Here are several more wonderful events that took place at the festival.
Circus Harmony, from St. Louis, who I wrote a little bit about in my recent post on Circus Flora. They are a very successful inner-city youth troupe.
Eliana Grace is the daughter of Jessica Hentoff, founder of Circus Harmony and has a wonderful one-woman show. Here’s the only photograph that I have from the festival. Unfortunately, she is moving into a trick so she doesn’t look nearly as graceful as she, in fact, is.
Here are a couple of photographs from Bindlestiff Family Cirkus, one of my favorites.
And a new favorite: Happenstance Theater. They are very clever, fresh and simply lovely.

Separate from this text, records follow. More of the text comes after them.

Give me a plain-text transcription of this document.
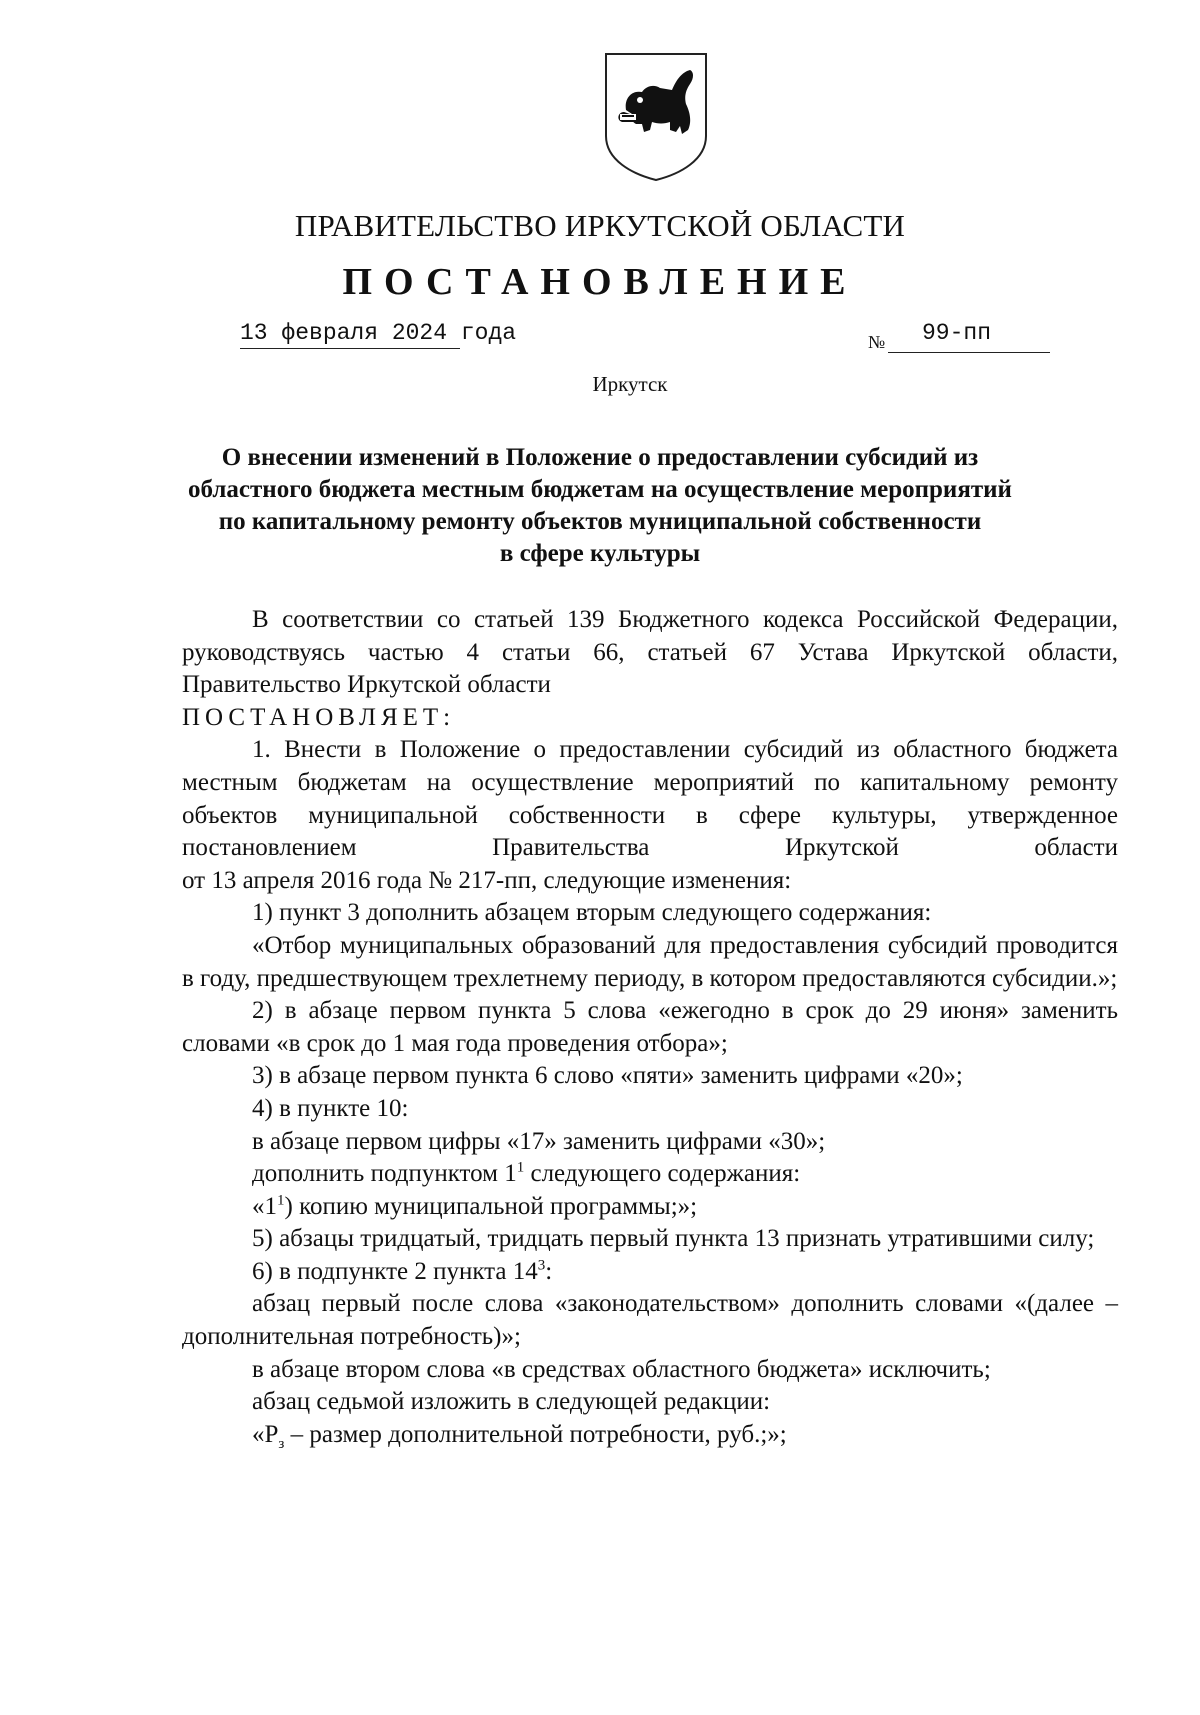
ПРАВИТЕЛЬСТВО ИРКУТСКОЙ ОБЛАСТИ
ПОСТАНОВЛЕНИЕ
13 февраля 2024 года	№ 99-пп
Иркутск
О внесении изменений в Положение о предоставлении субсидий из
областного бюджета местным бюджетам на осуществление мероприятий
по капитальному ремонту объектов муниципальной собственности
в сфере культуры
В соответствии со статьей 139 Бюджетного кодекса Российской Федерации, руководствуясь частью 4 статьи 66, статьей 67 Устава Иркутской области, Правительство Иркутской области
ПОСТАНОВЛЯЕТ:
1. Внести в Положение о предоставлении субсидий из областного бюджета местным бюджетам на осуществление мероприятий по капитальному ремонту объектов муниципальной собственности в сфере культуры, утвержденное постановлением Правительства Иркутской области
от 13 апреля 2016 года № 217-пп, следующие изменения:
1) пункт 3 дополнить абзацем вторым следующего содержания:
«Отбор муниципальных образований для предоставления субсидий проводится в году, предшествующем трехлетнему периоду, в котором предоставляются субсидии.»;
2) в абзаце первом пункта 5 слова «ежегодно в срок до 29 июня» заменить словами «в срок до 1 мая года проведения отбора»;
3) в абзаце первом пункта 6 слово «пяти» заменить цифрами «20»;
4) в пункте 10:
в абзаце первом цифры «17» заменить цифрами «30»;
дополнить подпунктом $1^1$ следующего содержания:
«$1^1$) копию муниципальной программы;»;
5) абзацы тридцатый, тридцать первый пункта 13 признать утратившими силу;
6) в подпункте 2 пункта $14^3$:
абзац первый после слова «законодательством» дополнить словами «(далее – дополнительная потребность)»;
в абзаце втором слова «в средствах областного бюджета» исключить;
абзац седьмой изложить в следующей редакции:
«$Р_з$ – размер дополнительной потребности, руб.;»;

[ Below: Continued from last post ]
3. My long-time performance partner Michael Christensen, founder of Big Apple Circus Clown Care, which became a worldwide movement of clowns visiting the bedsides of acutely and chronically ill children, sat on several presentations at the festival about medical clowning.
4. Finally, I sat on one of seven panels and three presentations at a day-long “Circus Town Hall” at the National Endowment for the Arts concerning circus as art. It was an extraordinary day.
Peggy Williams is in the preceding photograph. She was the first woman clown at Ringling Brothers and Barnum and Bailey Circus, forty-plus years ago. She also headed up the extraordinarily lively roundtable discussion at the NEA “Physical Comedy as Performing Art.”
This wonderful convocation or “Town Hall” at the NEA was a highlight of this festival and was a great demonstration of the passion of the various people who are engaged in circus arts in America. I’m hoping that we can continue this amazing event going into the future.